Schwierig war dann jedoch die Phase auf dem Flughafen in Peking. Wir sind dort um 3.00 Uhr morgens deutscher Zeit angekommen. Da hätte ich natürlich noch gerne geschlafen. Das ging aber nicht, weil wir doch einiges zu tun hatten. Zuerst mussten wir durch den Zoll. Und da waren die Chinesen sehr gründlich, die haben sich unser Pässe und Akkreditierungen, die als Visum gelten, ganz genau angeschaut. Danach mussten wir unsere Akkreditierungen frei schalten lassen. Ohne diese Validierung würde man nicht in den Mannschaftsbus, ins Hotel, auf den Trainingsplatz, ins Stadion oder sonst wohin kommen. Anschließend sind wir mit einer Bahn bis ans andere Ende des Flughafens gefahren, um dort unser Gepäck aufzunehmen. Nur um es 100 Meter weiter für den Inlandsflug nach Shenyang wieder einzuchecken. Als wir das dann hinter uns gebracht hatten, durften wir noch einmal durch eine Passkontrolle bei der unser Handgepäck sehr sorgfältig durchleuchtet wurde. Naja, so ging wenigstens schon ein Großteil unserer fünf Stunden Wartezeit drauf. Den Rest haben wir dann bei einem Nickerchen am Gate verbracht.

Eineinhalb Stunden hat schließlich der Flug nach Shenyang gedauert. Dort hat uns nicht nur Regen, sondern auch eine ordentliche Gruppe Fotografen und Kameraleute begrüßt. Zum Glück hat der Transport vom Flughafen zum Hotel nicht mehr so lange gedauert. Das Hotel sieht ganz schön aus. Es ist gepflegt. Verfügt über 25. Stockwerke. Macht einen guten Eindruck, obwohl ich bisher kaum mehr als mein Zimmer, den Essensraum und die Lobby gesehen habe.

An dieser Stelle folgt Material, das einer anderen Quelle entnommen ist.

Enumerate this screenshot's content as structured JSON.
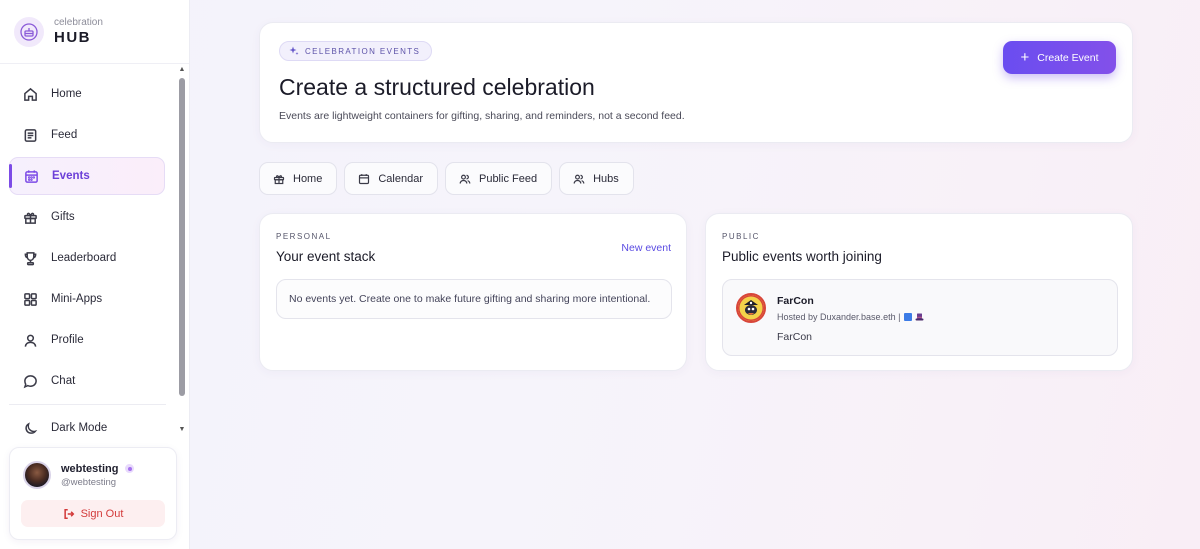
{
  "brand": {
    "small": "celebration",
    "big": "HUB"
  },
  "sidebar": {
    "items": [
      {
        "label": "Home",
        "icon": "home-icon"
      },
      {
        "label": "Feed",
        "icon": "feed-icon"
      },
      {
        "label": "Events",
        "icon": "calendar-icon",
        "active": true
      },
      {
        "label": "Gifts",
        "icon": "gift-icon"
      },
      {
        "label": "Leaderboard",
        "icon": "trophy-icon"
      },
      {
        "label": "Mini-Apps",
        "icon": "grid-icon"
      },
      {
        "label": "Profile",
        "icon": "user-icon"
      },
      {
        "label": "Chat",
        "icon": "chat-icon"
      }
    ],
    "dark_mode_label": "Dark Mode"
  },
  "user": {
    "name": "webtesting",
    "handle": "@webtesting",
    "signout_label": "Sign Out"
  },
  "hero": {
    "chip": "CELEBRATION EVENTS",
    "title": "Create a structured celebration",
    "subtitle": "Events are lightweight containers for gifting, sharing, and reminders, not a second feed.",
    "create_label": "Create Event"
  },
  "tabs": [
    {
      "label": "Home",
      "icon": "gift-icon"
    },
    {
      "label": "Calendar",
      "icon": "calendar-icon"
    },
    {
      "label": "Public Feed",
      "icon": "users-icon"
    },
    {
      "label": "Hubs",
      "icon": "users-icon"
    }
  ],
  "personal": {
    "eyebrow": "PERSONAL",
    "title": "Your event stack",
    "link": "New event",
    "empty": "No events yet. Create one to make future gifting and sharing more intentional."
  },
  "public": {
    "eyebrow": "PUBLIC",
    "title": "Public events worth joining",
    "event": {
      "name": "FarCon",
      "host": "Hosted by Duxander.base.eth |",
      "description": "FarCon"
    }
  },
  "colors": {
    "accent": "#7c4be6",
    "danger": "#d33a3a",
    "link": "#5a4be2"
  }
}
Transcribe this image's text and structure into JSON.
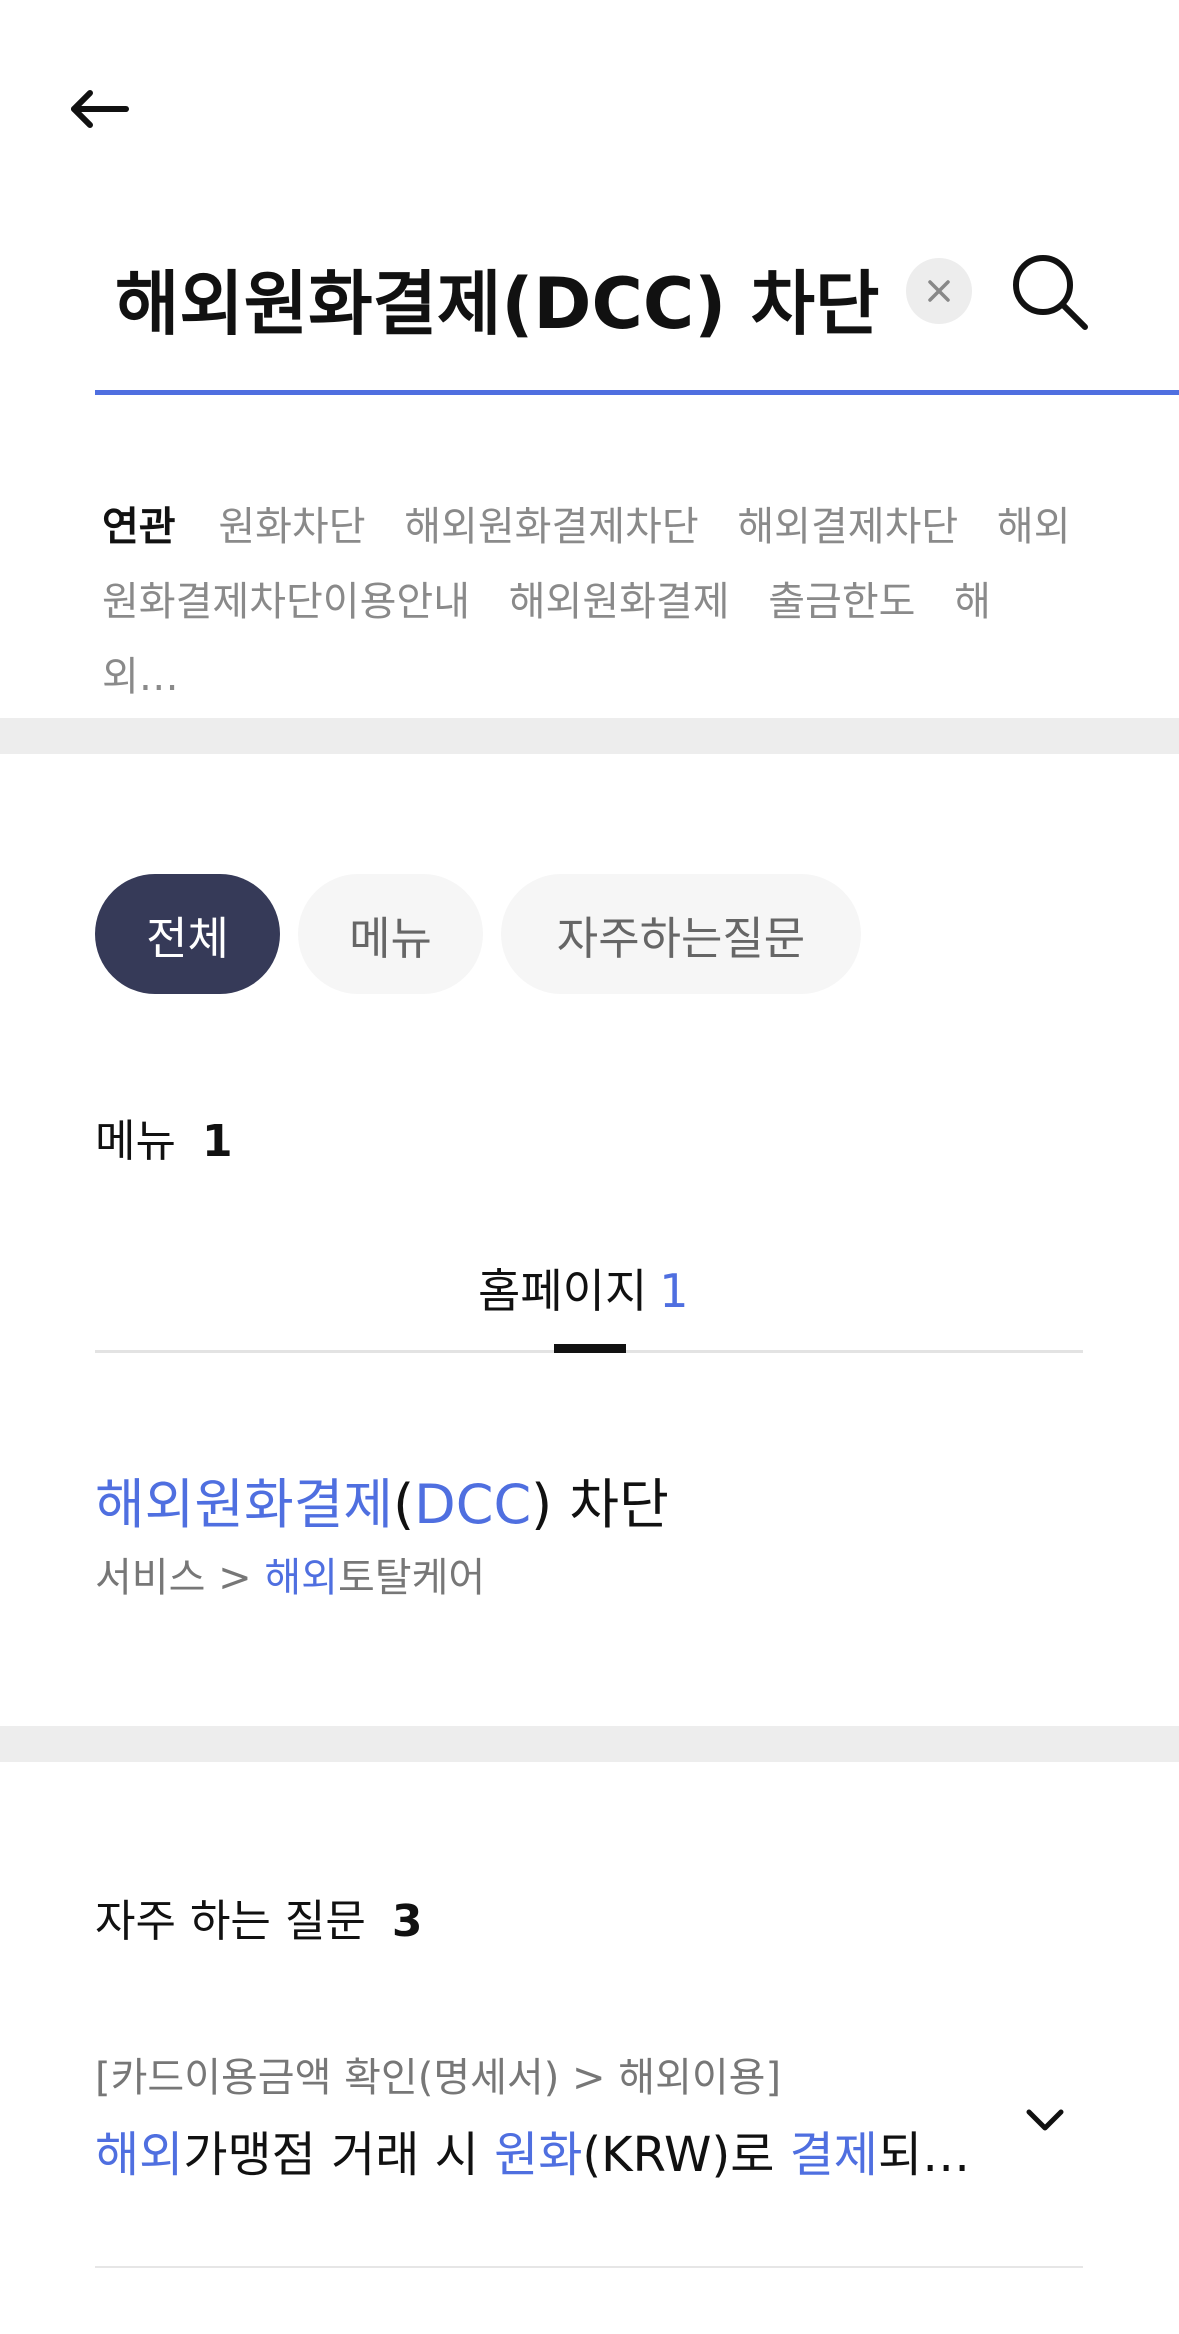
{
  "header": {
    "back_icon": "back-arrow-icon"
  },
  "search": {
    "query": "해외원화결제(DCC) 차단",
    "clear_icon": "close-icon",
    "search_icon": "search-icon",
    "accent_color": "#4f6fe0"
  },
  "related": {
    "label": "연관",
    "keywords": [
      "원화차단",
      "해외원화결제차단",
      "해외결제차단",
      "해외원화결제차단이용안내",
      "해외원화결제",
      "출금한도",
      "해외…"
    ]
  },
  "filter_tabs": [
    {
      "label": "전체",
      "active": true
    },
    {
      "label": "메뉴",
      "active": false
    },
    {
      "label": "자주하는질문",
      "active": false
    }
  ],
  "menu_section": {
    "title": "메뉴",
    "count": "1",
    "subtab": {
      "label": "홈페이지",
      "count": "1"
    },
    "result": {
      "title_parts": [
        {
          "text": "해외원화결제",
          "hl": true
        },
        {
          "text": "(",
          "hl": false
        },
        {
          "text": "DCC",
          "hl": true
        },
        {
          "text": ") 차단",
          "hl": false
        }
      ],
      "path_parts": [
        {
          "text": "서비스 > ",
          "hl": false
        },
        {
          "text": "해외",
          "hl": true
        },
        {
          "text": "토탈케어",
          "hl": false
        }
      ]
    }
  },
  "faq_section": {
    "title": "자주 하는 질문",
    "count": "3",
    "item": {
      "category": "[카드이용금액 확인(명세서) > 해외이용]",
      "question_parts": [
        {
          "text": "해외",
          "hl": true
        },
        {
          "text": "가맹점 거래 시 ",
          "hl": false
        },
        {
          "text": "원화",
          "hl": true
        },
        {
          "text": "(KRW)로 ",
          "hl": false
        },
        {
          "text": "결제",
          "hl": true
        },
        {
          "text": "되…",
          "hl": false
        }
      ],
      "toggle_icon": "chevron-down-icon"
    }
  }
}
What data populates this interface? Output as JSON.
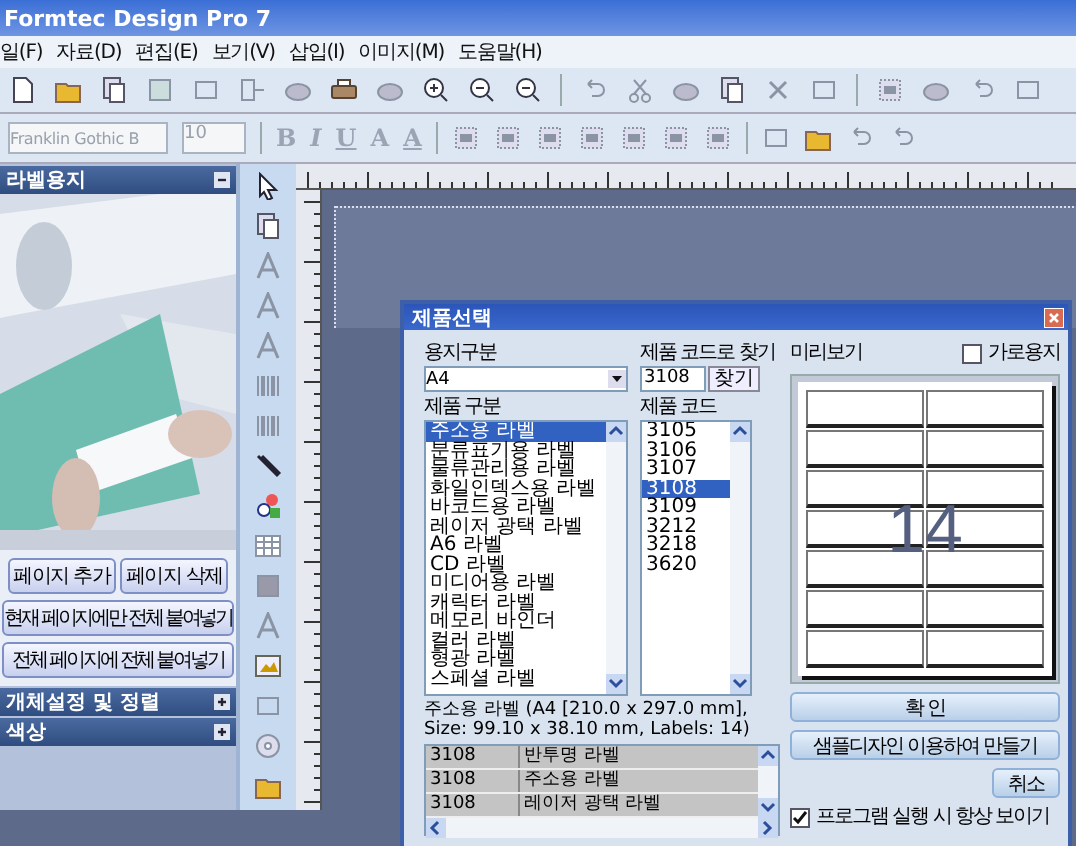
{
  "window": {
    "title": "Formtec Design Pro 7"
  },
  "menu": [
    "일(F)",
    "자료(D)",
    "편집(E)",
    "보기(V)",
    "삽입(I)",
    "이미지(M)",
    "도움말(H)"
  ],
  "format_bar": {
    "font": "Franklin Gothic B",
    "size": "10",
    "style_buttons": [
      "B",
      "I",
      "U",
      "A",
      "A"
    ]
  },
  "left_panel": {
    "title": "라벨용지",
    "buttons": [
      "페이지 추가",
      "페이지 삭제",
      "현재 페이지에만 전체 붙여넣기",
      "전체 페이지에 전체 붙여넣기"
    ],
    "sections": [
      "개체설정 및 정렬",
      "색상"
    ]
  },
  "dialog": {
    "title": "제품선택",
    "paper_label": "용지구분",
    "paper": "A4",
    "find_label": "제품 코드로 찾기",
    "find_value": "3108",
    "find_button": "찾기",
    "categories": {
      "label": "제품 구분",
      "items": [
        {
          "label": "주소용 라벨",
          "selected": true
        },
        {
          "label": "분류표기용 라벨",
          "selected": false
        },
        {
          "label": "물류관리용 라벨",
          "selected": false
        },
        {
          "label": "화일인덱스용 라벨",
          "selected": false
        },
        {
          "label": "바코드용 라벨",
          "selected": false
        },
        {
          "label": "레이저 광택 라벨",
          "selected": false
        },
        {
          "label": "A6 라벨",
          "selected": false
        },
        {
          "label": "CD 라벨",
          "selected": false
        },
        {
          "label": "미디어용 라벨",
          "selected": false
        },
        {
          "label": "캐릭터 라벨",
          "selected": false
        },
        {
          "label": "메모리 바인더",
          "selected": false
        },
        {
          "label": "컬러 라벨",
          "selected": false
        },
        {
          "label": "형광 라벨",
          "selected": false
        },
        {
          "label": "스페셜 라벨",
          "selected": false
        }
      ]
    },
    "codes": {
      "label": "제품 코드",
      "items": [
        {
          "label": "3105",
          "selected": false
        },
        {
          "label": "3106",
          "selected": false
        },
        {
          "label": "3107",
          "selected": false
        },
        {
          "label": "3108",
          "selected": true
        },
        {
          "label": "3109",
          "selected": false
        },
        {
          "label": "3212",
          "selected": false
        },
        {
          "label": "3218",
          "selected": false
        },
        {
          "label": "3620",
          "selected": false
        }
      ]
    },
    "info": "주소용 라벨 (A4 [210.0 x 297.0 mm], Size: 99.10 x 38.10 mm, Labels: 14)",
    "results": [
      {
        "code": "3108",
        "name": "반투명 라벨"
      },
      {
        "code": "3108",
        "name": "주소용 라벨"
      },
      {
        "code": "3108",
        "name": "레이저 광택 라벨"
      }
    ],
    "preview": {
      "label": "미리보기",
      "count": "14"
    },
    "landscape": {
      "label": "가로용지",
      "checked": false
    },
    "buttons": [
      {
        "label": "확 인",
        "kind": "wide"
      },
      {
        "label": "샘플디자인 이용하여 만들기",
        "kind": "wide"
      },
      {
        "label": "취소",
        "kind": "small"
      }
    ],
    "always_show": {
      "label": "프로그램 실행 시 항상 보이기",
      "checked": true
    }
  }
}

Das lag daran, dass wir noch Programm hatten. Nach einem Snack hatten wir noch ein leichtes Training. Um die müden Beine ein wenig zu bewegen. Nach dem Abendessen ging es dann sofort ins Bett. Ich habe mich schon um 21.00 Uhr hingelegt – und hatte kein Problem einzuschlafen.

Morgen gibt es dann weitere Neuigkeiten.